Розен тяжко вздохнул и послал стажёру воздушный поцелуй. Заложив руки за спину, он немного побродил между столом и диваном. Наконец, остановился на прежнем месте.
– В чём же суть оккультизма? – спросил он будто бы у самого себя. – Центральная идея оккультизма – это учение о Пути, – доверительно сообщил он карандашам на столе. – Оккультизм неотделим от религии, поскольку несёт в себе знание о Боге. Собственно, оккультным или тайным это знание называется именно потому, что составляет некое недоступное простым верующим ядро любой авраамической религии – для восприятия его нужна определённая зрелость, определённый духовный возраст. Священные тексты существуют для тех и для других, но оккультист, помимо буквального, знает их сокровенный, скрытый, внутренний смысл. Он изучает этот мир, познаёт его законы, чтобы познать Божественный замысел о себе и о мире. Потому что оккультист существует в мире, тогда как для эзотерика мир существует в нём. Сам термин «эзотерический» нам об этом и говорит – всё внутри самого человека, внешнее – лишь отражение внутреннего.
Розен сделал драматическую паузу.
– Вот здесь мы подходим к очень важному моменту. Внимание, стажёр! Оккультные науки – например, астрология – имеют в основе тот же принцип подобия. Собственно, астрология на том и стоит: устройство внешнего космоса повторяет конструкцию нашей внутренней вселенной, поэтому два этих мира резонируют между собой. Но! Для оккультиста источник этого подобия – далеко, в конце Пути, для эзотерика – он сам источник. Проще говоря, эзотерик мнит богом самого себя, окультист жаждет слияния с Богом и вся его жизнь – это путь к Богу.

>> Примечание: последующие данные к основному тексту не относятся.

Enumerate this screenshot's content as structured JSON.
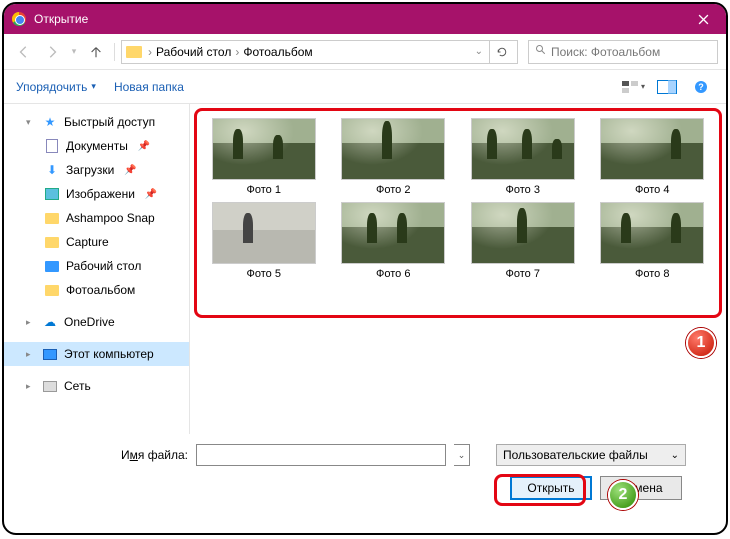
{
  "titlebar": {
    "title": "Открытие"
  },
  "nav": {
    "crumb1": "Рабочий стол",
    "crumb2": "Фотоальбом",
    "search_placeholder": "Поиск: Фотоальбом"
  },
  "toolbar": {
    "organize": "Упорядочить",
    "newfolder": "Новая папка"
  },
  "sidebar": {
    "quick": "Быстрый доступ",
    "docs": "Документы",
    "downloads": "Загрузки",
    "pictures": "Изображени",
    "ashampoo": "Ashampoo Snap",
    "capture": "Capture",
    "desktop": "Рабочий стол",
    "photoalbum": "Фотоальбом",
    "onedrive": "OneDrive",
    "thispc": "Этот компьютер",
    "network": "Сеть"
  },
  "files": {
    "items": [
      {
        "label": "Фото 1"
      },
      {
        "label": "Фото 2"
      },
      {
        "label": "Фото 3"
      },
      {
        "label": "Фото 4"
      },
      {
        "label": "Фото 5"
      },
      {
        "label": "Фото 6"
      },
      {
        "label": "Фото 7"
      },
      {
        "label": "Фото 8"
      }
    ]
  },
  "footer": {
    "filename_label_pre": "И",
    "filename_label_u": "м",
    "filename_label_post": "я файла:",
    "filetype": "Пользовательские файлы",
    "open": "Открыть",
    "cancel": "Отмена"
  },
  "callouts": {
    "one": "1",
    "two": "2"
  }
}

– А для эзотерика – путь к себе, – вставил реплику Георгий.
В этот раз Розен не спешил его хвалить. Он сделал было шаг в сторону окна, но резко передумал, развернулся и снова навис над стажёрским столом.
– Любой путь – это в конечном итоге путь к себе, – вдумчиво произнёс он. – Просто эзотерик – это такой недоучка, которого отчислили с середины курса, а он не растерялся и пошёл собственную школу открыл. Но курс-то он не дослушал, потому и самого важного не узнал. А по мелочи – да, всё работает, и спорить, вроде, не с чем. Собственно, деградация знания и дальше происходит: психология там всякая. Поэтому психологи, кстати, такие как Зеланд, часто становятся эзотериками. Но не оккультистами! Надеюсь, я понятно всё объяснил? – заскучал вдруг Розен. И дождавшись от Георгия согласного кивка, хлопнул ладонью по столу. – Тогда – за работу!